Contaminazione è un parola, o, meglio un concetto entrato nel lessico politico e sociale per definire un processo di osmosi tra idee, esperienze, etnie e, quindi, non può essere mai intesa come rinuncia più o meno esplicita alla propria identità.
Nello scenario politico italiano, paradossalmente, l’unico partito più a rischio di disagio è il Pd, che ancora non riesce a definire un proprio profilo strategico ed ideale tanto da subire in due anni scissioni come quella ieri di Bersani e D’Alema oggi di Renzi.
Nonostante queste valutazioni, che rimandano alla fusione a freddo tra post comunisti, ex democristiani, radicali e liberali, nata rachitica, c’erano però sufficienti motivi per confidare che il partito avrebbe salvaguardato almeno il meglio delle sue identità e cioè la difesa delle istituzioni repubblicane, del sistema dei partiti e del pluralismo sociale.
Purtroppo, i primi passi del patto con i Dem e i 5s sembrano deludere queste aspettative.
Dall’inversione di rotta sul taglio del numero dei parlamentari, opportuna in se ma demagogica senza un adeguata riforma della legge elettorale con la reintroduzione delle preferenze, a l’ossessione paranoica del M5s per i partiti come tali, i fatti segnalano un progressivo adeguamento del Pd alle parole d’ordine e agli obiettivi dei pentastellati.
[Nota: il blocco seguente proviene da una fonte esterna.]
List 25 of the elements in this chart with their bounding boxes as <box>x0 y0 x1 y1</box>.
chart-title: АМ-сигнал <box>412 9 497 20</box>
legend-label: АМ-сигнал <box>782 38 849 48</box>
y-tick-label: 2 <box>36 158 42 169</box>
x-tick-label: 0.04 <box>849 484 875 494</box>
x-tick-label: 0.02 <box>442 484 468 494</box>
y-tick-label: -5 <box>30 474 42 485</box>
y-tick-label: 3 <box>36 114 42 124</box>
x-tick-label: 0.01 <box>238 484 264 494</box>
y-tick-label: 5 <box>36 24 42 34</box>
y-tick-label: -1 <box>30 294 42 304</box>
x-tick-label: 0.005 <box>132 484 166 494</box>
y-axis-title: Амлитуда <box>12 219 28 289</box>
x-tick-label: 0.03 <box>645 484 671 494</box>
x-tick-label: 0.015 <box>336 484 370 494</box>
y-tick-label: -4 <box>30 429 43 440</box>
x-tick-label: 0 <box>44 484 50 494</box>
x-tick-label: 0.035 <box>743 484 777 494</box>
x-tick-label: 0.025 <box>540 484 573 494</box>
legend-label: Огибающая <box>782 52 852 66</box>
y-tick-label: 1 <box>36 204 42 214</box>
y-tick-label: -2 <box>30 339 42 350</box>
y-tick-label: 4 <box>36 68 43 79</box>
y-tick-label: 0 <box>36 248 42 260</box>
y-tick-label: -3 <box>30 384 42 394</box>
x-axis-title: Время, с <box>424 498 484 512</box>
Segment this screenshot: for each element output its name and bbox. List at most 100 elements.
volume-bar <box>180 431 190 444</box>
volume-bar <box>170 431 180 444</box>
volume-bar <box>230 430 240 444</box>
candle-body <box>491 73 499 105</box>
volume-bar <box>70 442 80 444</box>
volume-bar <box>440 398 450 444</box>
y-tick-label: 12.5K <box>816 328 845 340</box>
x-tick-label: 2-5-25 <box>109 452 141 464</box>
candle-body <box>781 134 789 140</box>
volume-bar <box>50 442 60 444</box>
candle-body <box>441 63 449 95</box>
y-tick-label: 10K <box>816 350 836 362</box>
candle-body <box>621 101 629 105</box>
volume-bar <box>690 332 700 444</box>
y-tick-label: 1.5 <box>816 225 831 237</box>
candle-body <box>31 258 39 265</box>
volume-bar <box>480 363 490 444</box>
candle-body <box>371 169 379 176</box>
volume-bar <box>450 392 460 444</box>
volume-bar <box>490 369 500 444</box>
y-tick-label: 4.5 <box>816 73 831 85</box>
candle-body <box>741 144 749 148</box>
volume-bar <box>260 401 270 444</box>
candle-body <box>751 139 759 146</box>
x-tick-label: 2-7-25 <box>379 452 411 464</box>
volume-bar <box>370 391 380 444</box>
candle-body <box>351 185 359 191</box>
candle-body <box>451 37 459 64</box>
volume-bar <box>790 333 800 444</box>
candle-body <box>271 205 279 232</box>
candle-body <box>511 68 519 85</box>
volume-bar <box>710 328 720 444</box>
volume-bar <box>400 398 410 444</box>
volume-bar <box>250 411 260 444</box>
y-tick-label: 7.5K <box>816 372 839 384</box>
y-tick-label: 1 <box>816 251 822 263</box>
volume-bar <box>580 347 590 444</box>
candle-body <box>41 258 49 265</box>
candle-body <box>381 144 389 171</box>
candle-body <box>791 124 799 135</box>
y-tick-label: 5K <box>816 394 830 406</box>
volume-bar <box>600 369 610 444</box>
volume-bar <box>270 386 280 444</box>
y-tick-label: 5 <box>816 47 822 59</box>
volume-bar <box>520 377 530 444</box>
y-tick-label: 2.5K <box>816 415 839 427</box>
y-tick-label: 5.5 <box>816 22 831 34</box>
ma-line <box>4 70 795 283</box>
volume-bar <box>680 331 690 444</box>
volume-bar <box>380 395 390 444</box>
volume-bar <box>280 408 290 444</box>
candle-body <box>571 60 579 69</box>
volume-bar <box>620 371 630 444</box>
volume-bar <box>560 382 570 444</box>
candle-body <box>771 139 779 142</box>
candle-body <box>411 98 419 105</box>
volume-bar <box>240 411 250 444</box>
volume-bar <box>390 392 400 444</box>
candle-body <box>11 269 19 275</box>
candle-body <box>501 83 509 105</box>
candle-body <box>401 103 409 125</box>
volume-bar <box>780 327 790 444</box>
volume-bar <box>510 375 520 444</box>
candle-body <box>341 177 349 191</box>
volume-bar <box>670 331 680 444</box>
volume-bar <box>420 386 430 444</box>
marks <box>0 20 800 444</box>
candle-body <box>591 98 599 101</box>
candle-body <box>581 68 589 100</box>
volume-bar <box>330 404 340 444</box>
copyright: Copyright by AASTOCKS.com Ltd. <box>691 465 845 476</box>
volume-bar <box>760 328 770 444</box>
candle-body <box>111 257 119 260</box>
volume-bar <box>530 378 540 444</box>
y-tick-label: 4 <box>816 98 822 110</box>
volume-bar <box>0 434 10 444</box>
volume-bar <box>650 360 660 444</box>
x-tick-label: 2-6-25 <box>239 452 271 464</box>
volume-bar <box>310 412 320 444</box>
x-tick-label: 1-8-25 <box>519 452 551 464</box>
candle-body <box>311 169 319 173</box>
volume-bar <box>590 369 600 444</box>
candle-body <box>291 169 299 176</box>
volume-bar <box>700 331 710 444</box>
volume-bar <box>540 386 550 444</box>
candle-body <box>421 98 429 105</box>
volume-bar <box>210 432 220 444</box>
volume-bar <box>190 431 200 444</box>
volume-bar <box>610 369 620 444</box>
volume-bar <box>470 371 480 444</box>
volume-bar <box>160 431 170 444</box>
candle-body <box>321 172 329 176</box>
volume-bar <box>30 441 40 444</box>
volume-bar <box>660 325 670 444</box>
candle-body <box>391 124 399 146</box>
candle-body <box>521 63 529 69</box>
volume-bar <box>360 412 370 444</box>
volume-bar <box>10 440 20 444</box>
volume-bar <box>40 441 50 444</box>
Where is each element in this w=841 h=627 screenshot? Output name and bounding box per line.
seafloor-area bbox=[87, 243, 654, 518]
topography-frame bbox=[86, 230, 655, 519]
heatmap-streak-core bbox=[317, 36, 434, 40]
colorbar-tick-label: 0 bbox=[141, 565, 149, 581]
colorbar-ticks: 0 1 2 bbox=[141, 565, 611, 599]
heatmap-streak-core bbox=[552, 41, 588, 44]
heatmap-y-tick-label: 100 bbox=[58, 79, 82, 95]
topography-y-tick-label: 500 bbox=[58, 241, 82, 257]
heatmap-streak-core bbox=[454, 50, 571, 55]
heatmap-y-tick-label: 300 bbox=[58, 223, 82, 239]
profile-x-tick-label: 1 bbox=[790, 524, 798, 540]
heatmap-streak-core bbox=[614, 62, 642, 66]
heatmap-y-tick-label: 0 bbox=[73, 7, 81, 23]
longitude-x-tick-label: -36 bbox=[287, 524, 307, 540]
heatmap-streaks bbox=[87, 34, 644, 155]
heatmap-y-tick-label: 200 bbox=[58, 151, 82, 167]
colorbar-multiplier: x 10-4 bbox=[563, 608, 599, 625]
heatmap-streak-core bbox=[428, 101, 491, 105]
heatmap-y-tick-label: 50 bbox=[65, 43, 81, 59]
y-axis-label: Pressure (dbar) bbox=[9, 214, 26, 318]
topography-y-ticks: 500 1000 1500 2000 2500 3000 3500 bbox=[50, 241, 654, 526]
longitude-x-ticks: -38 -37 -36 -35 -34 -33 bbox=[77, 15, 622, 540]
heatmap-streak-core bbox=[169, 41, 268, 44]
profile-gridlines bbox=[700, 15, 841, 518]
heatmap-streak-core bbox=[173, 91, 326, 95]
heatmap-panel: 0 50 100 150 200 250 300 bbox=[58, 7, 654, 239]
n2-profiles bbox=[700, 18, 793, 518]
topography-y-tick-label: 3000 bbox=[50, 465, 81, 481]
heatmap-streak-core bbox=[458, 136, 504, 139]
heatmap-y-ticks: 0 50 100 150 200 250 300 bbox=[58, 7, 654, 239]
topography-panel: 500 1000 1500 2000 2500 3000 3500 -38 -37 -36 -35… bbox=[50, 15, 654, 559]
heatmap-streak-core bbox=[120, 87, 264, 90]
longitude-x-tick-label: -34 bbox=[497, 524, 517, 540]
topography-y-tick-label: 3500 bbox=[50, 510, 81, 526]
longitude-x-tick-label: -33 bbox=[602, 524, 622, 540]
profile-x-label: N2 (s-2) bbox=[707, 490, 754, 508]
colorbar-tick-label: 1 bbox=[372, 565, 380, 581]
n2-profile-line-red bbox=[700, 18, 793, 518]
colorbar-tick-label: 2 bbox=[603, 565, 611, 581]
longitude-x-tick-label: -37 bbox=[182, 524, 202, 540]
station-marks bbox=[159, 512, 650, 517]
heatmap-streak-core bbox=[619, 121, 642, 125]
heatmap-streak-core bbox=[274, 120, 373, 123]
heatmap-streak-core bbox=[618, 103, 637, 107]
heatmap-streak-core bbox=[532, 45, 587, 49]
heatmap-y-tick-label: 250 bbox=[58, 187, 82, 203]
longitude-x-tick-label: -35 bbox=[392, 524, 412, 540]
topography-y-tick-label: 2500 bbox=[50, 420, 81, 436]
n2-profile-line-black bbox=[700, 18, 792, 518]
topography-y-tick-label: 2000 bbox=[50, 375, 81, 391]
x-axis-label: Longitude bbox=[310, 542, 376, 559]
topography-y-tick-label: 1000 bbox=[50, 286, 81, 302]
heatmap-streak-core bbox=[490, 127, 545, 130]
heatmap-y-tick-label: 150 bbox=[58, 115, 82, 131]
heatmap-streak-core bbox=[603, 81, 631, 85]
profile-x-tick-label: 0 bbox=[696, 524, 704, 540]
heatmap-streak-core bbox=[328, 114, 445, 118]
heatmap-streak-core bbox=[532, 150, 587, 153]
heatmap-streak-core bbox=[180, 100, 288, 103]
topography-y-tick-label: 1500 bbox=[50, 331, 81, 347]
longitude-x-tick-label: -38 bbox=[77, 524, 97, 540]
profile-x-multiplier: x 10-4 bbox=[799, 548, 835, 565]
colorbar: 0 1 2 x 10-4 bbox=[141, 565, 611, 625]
Siamo probabilmente al termine di un processo involutivo che ha fatto propri, a cominciare dagli esordi di Renzi, la demolizione dei partiti come strumenti di mediazione e di sintesi rispetto alle domande e alle tensioni che vengono dalla società, tanto da accettare oggi, senza fare un fiato, il diktat di Di Maio che nega ogni legittimità nelle regioni ove si dovrà votare a candidati alla presidenza espressi dai partiti.
C’è da restare perplessi, perché le subordinazioni ai programmi e alle pretese dei M5s rischia di favorire, prima che Renzi, un centro destra che si presenta con una immagine meno schizofrenica che acquisterà ulteriore slancio e che farà propria la strategia moderata del fondatore di Forza Italia.